Spacy: Speeding Up Tokenization Processing Time
Introduction
This weekend,I had been thinking about how can I optimize tokenization processing time. I have 6 Core CPUs Laptop. I wanted to utilize it.
What is Tokenization?
Tokenization is the process of breaking text into pieces, called tokens.
Explanation:
How we humans understand language? We first try to segment para into sentences followed by segment each sentence into words. After that, we try to link the words and make sense out it followed by link sentences to make overall sense.
There are two types of tokenizations:
- Sentence Tokenization
- Word Tokenization
Disclaimer:
Here we discuss how we can process word tokenization faster.
Experiment with Code
Let’s load required packages first:
import spacy
from fastprogress import *
from tqdm import tqdm_notebook, tqdm
from concurrent.futures import ProcessPoolExecutor
import re
nlp = spacy.load('en_core_web_sm')
1. Multi-threaded approach:
Spacy has .pipe generator. It has n_threads and n_process parameters.

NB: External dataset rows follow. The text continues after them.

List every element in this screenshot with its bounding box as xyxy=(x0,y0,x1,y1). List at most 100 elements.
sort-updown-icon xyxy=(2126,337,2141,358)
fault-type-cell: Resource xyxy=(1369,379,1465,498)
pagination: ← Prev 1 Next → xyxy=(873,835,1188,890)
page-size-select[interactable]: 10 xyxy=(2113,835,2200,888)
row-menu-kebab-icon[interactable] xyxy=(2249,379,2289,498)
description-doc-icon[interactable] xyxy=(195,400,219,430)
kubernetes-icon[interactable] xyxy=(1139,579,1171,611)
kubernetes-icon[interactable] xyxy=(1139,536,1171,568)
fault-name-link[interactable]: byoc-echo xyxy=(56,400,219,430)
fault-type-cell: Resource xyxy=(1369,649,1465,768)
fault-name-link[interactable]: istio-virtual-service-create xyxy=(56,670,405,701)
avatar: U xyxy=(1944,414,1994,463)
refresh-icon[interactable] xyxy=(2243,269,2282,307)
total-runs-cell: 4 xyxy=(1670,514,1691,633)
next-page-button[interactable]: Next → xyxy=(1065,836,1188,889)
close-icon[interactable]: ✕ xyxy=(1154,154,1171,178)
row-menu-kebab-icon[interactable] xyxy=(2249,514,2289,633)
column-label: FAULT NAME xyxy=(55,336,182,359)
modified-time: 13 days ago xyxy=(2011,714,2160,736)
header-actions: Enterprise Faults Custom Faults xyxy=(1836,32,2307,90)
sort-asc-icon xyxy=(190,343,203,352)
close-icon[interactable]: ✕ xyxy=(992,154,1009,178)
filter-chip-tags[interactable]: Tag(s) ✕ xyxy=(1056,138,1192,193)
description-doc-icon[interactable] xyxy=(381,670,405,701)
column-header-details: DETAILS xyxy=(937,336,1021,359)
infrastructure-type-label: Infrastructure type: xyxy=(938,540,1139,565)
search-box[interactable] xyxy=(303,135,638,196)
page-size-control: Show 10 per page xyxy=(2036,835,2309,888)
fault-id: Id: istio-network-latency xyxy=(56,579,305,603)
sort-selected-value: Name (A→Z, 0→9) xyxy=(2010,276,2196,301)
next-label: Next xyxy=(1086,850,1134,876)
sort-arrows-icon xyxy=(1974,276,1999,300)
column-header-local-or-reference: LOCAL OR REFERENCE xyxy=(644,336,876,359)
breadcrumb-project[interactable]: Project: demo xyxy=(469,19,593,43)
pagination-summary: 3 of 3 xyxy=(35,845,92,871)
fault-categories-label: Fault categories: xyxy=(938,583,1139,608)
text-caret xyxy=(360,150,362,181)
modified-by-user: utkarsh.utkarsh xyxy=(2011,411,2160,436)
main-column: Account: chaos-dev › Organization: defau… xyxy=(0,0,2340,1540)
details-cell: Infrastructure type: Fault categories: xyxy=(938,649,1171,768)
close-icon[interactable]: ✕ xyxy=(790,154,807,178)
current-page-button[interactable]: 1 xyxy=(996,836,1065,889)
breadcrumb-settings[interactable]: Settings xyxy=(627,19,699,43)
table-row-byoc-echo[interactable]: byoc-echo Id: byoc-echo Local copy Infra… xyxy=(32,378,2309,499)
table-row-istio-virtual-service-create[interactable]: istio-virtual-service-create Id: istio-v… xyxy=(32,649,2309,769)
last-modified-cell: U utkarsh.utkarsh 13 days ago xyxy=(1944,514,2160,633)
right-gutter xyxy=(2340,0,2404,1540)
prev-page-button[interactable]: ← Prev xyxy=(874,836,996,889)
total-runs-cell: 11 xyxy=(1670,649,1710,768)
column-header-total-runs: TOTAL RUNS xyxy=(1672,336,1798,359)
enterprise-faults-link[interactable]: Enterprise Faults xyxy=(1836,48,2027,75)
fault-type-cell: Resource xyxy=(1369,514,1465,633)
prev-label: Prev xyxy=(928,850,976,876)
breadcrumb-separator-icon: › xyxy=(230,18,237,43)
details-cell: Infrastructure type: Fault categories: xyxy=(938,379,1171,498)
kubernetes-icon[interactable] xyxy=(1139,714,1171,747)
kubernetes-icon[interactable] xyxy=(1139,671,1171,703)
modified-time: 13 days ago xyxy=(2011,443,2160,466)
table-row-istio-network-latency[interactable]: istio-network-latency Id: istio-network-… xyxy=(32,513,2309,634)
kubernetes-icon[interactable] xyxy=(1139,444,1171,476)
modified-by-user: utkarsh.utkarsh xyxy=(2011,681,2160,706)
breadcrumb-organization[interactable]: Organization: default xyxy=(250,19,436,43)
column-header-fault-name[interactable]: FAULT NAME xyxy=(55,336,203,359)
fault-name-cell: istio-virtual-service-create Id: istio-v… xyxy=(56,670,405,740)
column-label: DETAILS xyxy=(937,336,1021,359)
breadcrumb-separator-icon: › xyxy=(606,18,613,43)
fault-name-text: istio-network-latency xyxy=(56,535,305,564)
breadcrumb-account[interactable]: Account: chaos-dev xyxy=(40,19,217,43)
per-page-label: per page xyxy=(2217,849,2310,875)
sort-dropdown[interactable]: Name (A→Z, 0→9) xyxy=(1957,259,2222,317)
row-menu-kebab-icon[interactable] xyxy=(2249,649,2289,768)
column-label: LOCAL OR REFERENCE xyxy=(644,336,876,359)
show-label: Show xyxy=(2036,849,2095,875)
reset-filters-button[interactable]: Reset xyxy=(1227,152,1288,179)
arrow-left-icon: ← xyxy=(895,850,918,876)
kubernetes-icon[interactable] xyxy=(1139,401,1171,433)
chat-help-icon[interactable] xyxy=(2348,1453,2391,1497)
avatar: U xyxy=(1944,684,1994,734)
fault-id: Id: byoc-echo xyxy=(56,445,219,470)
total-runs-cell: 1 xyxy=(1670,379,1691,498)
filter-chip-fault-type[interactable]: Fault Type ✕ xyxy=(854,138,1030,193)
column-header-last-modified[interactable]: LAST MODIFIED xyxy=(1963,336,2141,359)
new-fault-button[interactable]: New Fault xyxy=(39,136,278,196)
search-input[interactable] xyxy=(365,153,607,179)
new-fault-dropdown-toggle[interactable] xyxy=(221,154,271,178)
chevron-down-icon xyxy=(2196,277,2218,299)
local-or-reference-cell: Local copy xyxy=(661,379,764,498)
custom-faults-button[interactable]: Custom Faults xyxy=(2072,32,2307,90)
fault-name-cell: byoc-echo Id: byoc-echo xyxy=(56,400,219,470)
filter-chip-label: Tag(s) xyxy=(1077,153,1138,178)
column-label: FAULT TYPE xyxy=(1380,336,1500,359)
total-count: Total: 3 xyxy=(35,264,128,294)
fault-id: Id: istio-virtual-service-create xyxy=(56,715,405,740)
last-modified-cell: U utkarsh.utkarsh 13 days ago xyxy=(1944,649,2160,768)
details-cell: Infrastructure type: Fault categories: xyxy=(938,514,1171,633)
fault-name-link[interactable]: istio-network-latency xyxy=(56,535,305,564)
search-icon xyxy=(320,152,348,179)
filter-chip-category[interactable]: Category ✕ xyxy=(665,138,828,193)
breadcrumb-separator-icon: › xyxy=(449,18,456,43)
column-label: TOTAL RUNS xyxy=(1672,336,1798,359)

def multi_thread_based_tokenizations(nlp, text_list, batch_size=1000, n_threads=4, n_process=1):
docs = nlp.pipe(text_list,batch_size=batch_size, n_threads = n_threads, n_process=n_process)
word_sequences = []
for doc in tqdm(docs):
word_seq = []
for token in doc:
word_seq.append(token.text)
word_sequences.append(word_seq)
return word_sequences
Time Statistics: Multi-threaded approach
I took 10000 sentences and ran experiments with a combination of batch_size, threads, process(CPU). These are the stats:
batch_size | n_threads | n_process | Time(s) |
---|---|---|---|
1000 | 2 | 4 | 17.773555 |
1500 | 2 | 4 | 18.986561 |
2000 | 2 | 4 | 20.790800 |
2500 | 2 | 4 | 21.243879 |
3000 | 2 | 4 | 21.849630 |
3500 | 2 | 4 | 22.805901 |
1000 | 2 | 2 | 25.049998 |
4000 | 2 | 4 | 26.027611 |
2500 | 2 | 2 | 26.379638 |
1500 | 2 | 2 | 26.804577 |
2000 | 2 | 2 | 27.956490 |
4000 | 2 | 2 | 29.257992 |
3000 | 2 | 2 | 29.973307 |
3500 | 2 | 2 | 31.415203 |
2. Multi-processing approach:
I have used concurrent.futures package to parallelize tokenization code.
def parallel(func, arr, max_workers=4):
if max_workers<2: results = list(progress_bar(map(func, enumerate(arr)), total=len(arr)))
else:
with ProcessPoolExecutor(max_workers=max_workers) as ex:
return list(progress_bar(ex.map(func, enumerate(arr)), total=len(arr)))
if any([o is not None for o in results]): return results
class TokenizeProcessor():
def __init__(self, nlp, chunksize=2000, max_workers=4):
self.chunksize,self.max_workers = chunksize,max_workers
self.tokenizer = nlp.tokenizer
def proc_chunk(self, args):
i,chunk = args
docs = [[d.text for d in doc] for doc in self.tokenizer.pipe(chunk)]
return docs
def __call__(self, items):
toks = []
chunks = [items[i: i+self.chunksize] for i in (range(0, len(items), self.chunksize))]
toks = parallel(self.proc_chunk, chunks, max_workers=self.max_workers)
return sum(toks, [])
Time Statistics: Multi-processing approach
I took 10000 sentences and ran experiments with a combination of batch_size, process(CPU). These are the stats:
batch_size | n_process | Time(s) |
---|---|---|
4000 | 2 | 3.468632 |
4000 | 4 | 3.487540 |
3500 | 2 | 4.040751 |
3000 | 2 | 4.352866 |
3000 | 4 | 4.422525 |
2500 | 4 | 4.445214 |
2500 | 2 | 4.512357 |
3500 | 4 | 4.737216 |
2000 | 4 | 5.303331 |
2000 | 2 | 5.378104 |
1500 | 2 | 7.097535 |
1500 | 4 | 7.247377 |
1000 | 4 | 9.837863 |
1000 | 2 | 9.938355 |
Observation
- Multiprocessing with concurrent.futures gave the best result, took 3.4sec per 10000 sentences.
- Multithreading with Spacy also given better results as compared to the native approach, when I increased processes(CPUs), it took 17.7sec per 10000 sentences.